A summer study committee did not recommend that microbreweries, which have limits on how much beer they can make each year, be allowed to sell their beer for takeout on Sundays.
But Republican Sen. Ron Alting of Lafayette, chairman of the Senate Public Policy Committee, filed a bill that would allow such sales, and it passed his panel 9-2 on Wednesday and moved to the full Senate.
Supporters noted farm wineries in Indiana are allowed to sell their products for takeout on Sundays and said microbreweries should have the same privilege.
“It’s really an issue about tourism and equalizing the playing field between farm wineries and microbreweries,” said Sen. Vi Simpson, D-Bloomington. There are 32 microbreweries in Indiana, according to the Brewers of Indiana Guild.
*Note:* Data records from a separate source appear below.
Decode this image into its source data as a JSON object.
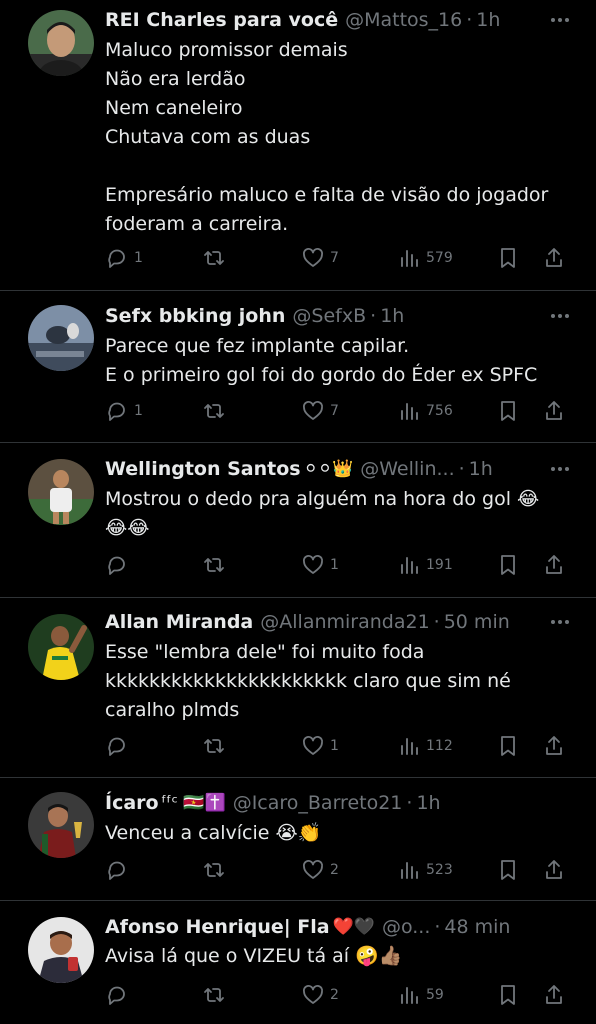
{
  "tweets": [
    {
      "name": "REI Charles para você",
      "handle": "@Mattos_16",
      "sep": "·",
      "time": "1h",
      "text": "Maluco promissor demais\nNão era lerdão\nNem caneleiro\nChutava com as duas\n\nEmpresário maluco e falta de visão do jogador\nfoderam a carreira.",
      "replies": "1",
      "retweets": "",
      "likes": "7",
      "views": "579"
    },
    {
      "name": "Sefx bbking john",
      "handle": "@SefxB",
      "sep": "·",
      "time": "1h",
      "text": "Parece que fez implante capilar.\nE o primeiro gol foi do gordo do Éder ex SPFC",
      "replies": "1",
      "retweets": "",
      "likes": "7",
      "views": "756"
    },
    {
      "name": "Wellington Santos",
      "name_emoji": "⚪⚪👑",
      "handle": "@Wellin...",
      "sep": "·",
      "time": "1h",
      "text": "Mostrou o dedo pra alguém na hora do gol 😂\n😂😂",
      "replies": "",
      "retweets": "",
      "likes": "1",
      "views": "191"
    },
    {
      "name": "Allan Miranda",
      "handle": "@Allanmiranda21",
      "sep": "·",
      "time": "50 min",
      "text": "Esse \"lembra dele\" foi muito foda\nkkkkkkkkkkkkkkkkkkkkkk claro que sim né\ncaralho plmds",
      "replies": "",
      "retweets": "",
      "likes": "1",
      "views": "112"
    },
    {
      "name": "Ícaro",
      "name_emoji": "ᶠᶠᶜ 🇸🇷✝️",
      "handle": "@Icaro_Barreto21",
      "sep": "·",
      "time": "1h",
      "text": "Venceu a calvície 😭👏",
      "replies": "",
      "retweets": "",
      "likes": "2",
      "views": "523"
    },
    {
      "name": "Afonso Henrique| Fla",
      "name_emoji": "❤️🖤",
      "handle": "@o...",
      "sep": "·",
      "time": "48 min",
      "text": "Avisa lá que o VIZEU tá aí 🤪👍🏽",
      "replies": "",
      "retweets": "",
      "likes": "2",
      "views": "59"
    }
  ],
  "colors": {
    "background": "#000000",
    "text_primary": "#e7e9ea",
    "text_secondary": "#71767b",
    "divider": "#2f3336"
  },
  "icons": {
    "reply": "reply-icon",
    "retweet": "retweet-icon",
    "like": "like-icon",
    "views": "views-icon",
    "bookmark": "bookmark-icon",
    "share": "share-icon",
    "more": "more-icon"
  }
}
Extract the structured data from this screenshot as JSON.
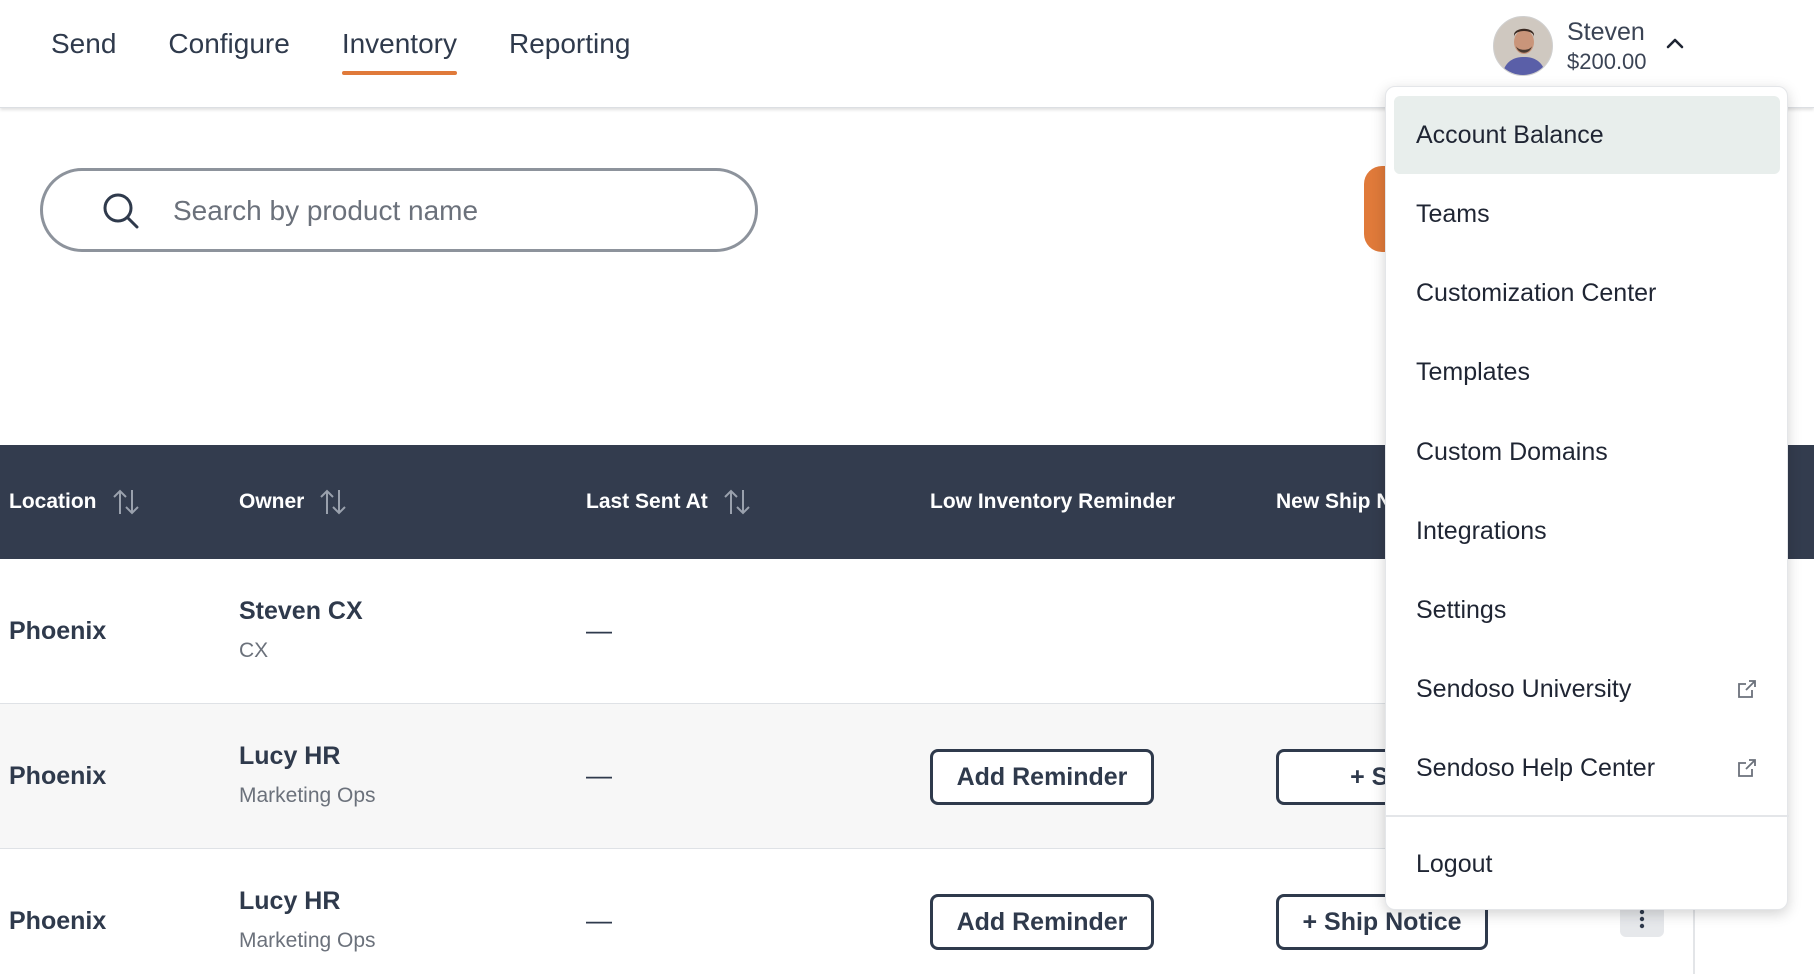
{
  "nav": {
    "items": [
      {
        "label": "Send"
      },
      {
        "label": "Configure"
      },
      {
        "label": "Inventory",
        "active": true
      },
      {
        "label": "Reporting"
      }
    ]
  },
  "user": {
    "name": "Steven",
    "balance": "$200.00"
  },
  "search": {
    "placeholder": "Search by product name"
  },
  "table": {
    "headers": {
      "location": "Location",
      "owner": "Owner",
      "last_sent": "Last Sent At",
      "low_inventory": "Low Inventory Reminder",
      "new_ship": "New Ship N"
    },
    "rows": [
      {
        "location": "Phoenix",
        "owner_name": "Steven CX",
        "owner_team": "CX",
        "last_sent": "—"
      },
      {
        "location": "Phoenix",
        "owner_name": "Lucy HR",
        "owner_team": "Marketing Ops",
        "last_sent": "—",
        "reminder_label": "Add Reminder",
        "ship_label": "+ Ship"
      },
      {
        "location": "Phoenix",
        "owner_name": "Lucy HR",
        "owner_team": "Marketing Ops",
        "last_sent": "—",
        "reminder_label": "Add Reminder",
        "ship_label": "+ Ship Notice"
      }
    ]
  },
  "menu": {
    "items": [
      {
        "label": "Account Balance",
        "active": true
      },
      {
        "label": "Teams"
      },
      {
        "label": "Customization Center"
      },
      {
        "label": "Templates"
      },
      {
        "label": "Custom Domains"
      },
      {
        "label": "Integrations"
      },
      {
        "label": "Settings"
      },
      {
        "label": "Sendoso University",
        "external": true
      },
      {
        "label": "Sendoso Help Center",
        "external": true
      }
    ],
    "logout": "Logout"
  },
  "colors": {
    "accent": "#e07a3a",
    "header_bg": "#333c4e",
    "text": "#2f3a4c",
    "menu_active": "#e8eeec"
  }
}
Alting’s bill would limit the amount of Sunday carryout sales from microbreweries to about three cases per transaction.
Even if the bill clears the Senate, its chances of passing the House aren’t good.
Some lawmakers worry the bill could be amended to include Sunday carryout sales from other venues or to expand takeout cold beer sales to places other than liquor stores and certain bars. Sen. Phil Boots, R-Crawfordsville, has filed a bill that would allow those changes.
Alting said he will not give Boots’ bill a hearing, and he vowed to kill the microbrewery bill if it is amended with such changes.
But Democratic Rep. Trent Van Haaften, chairman of the House Public Policy Committee, has still expressed concerns that Alting’s bill could become a catalyst for more sweeping changes in alcohol sales. Alting’s bill likely would be assigned to Van Haaften’s committee if it passed the Senate.
Nobody testified against the Election Day sales bill in Van Haaften’s committee or against extending the hours that restaurants and bars can sell alcohol into the early hours of Mondays.
Supporters of both bills said the laws were antiquated and cut into sales and tax revenue.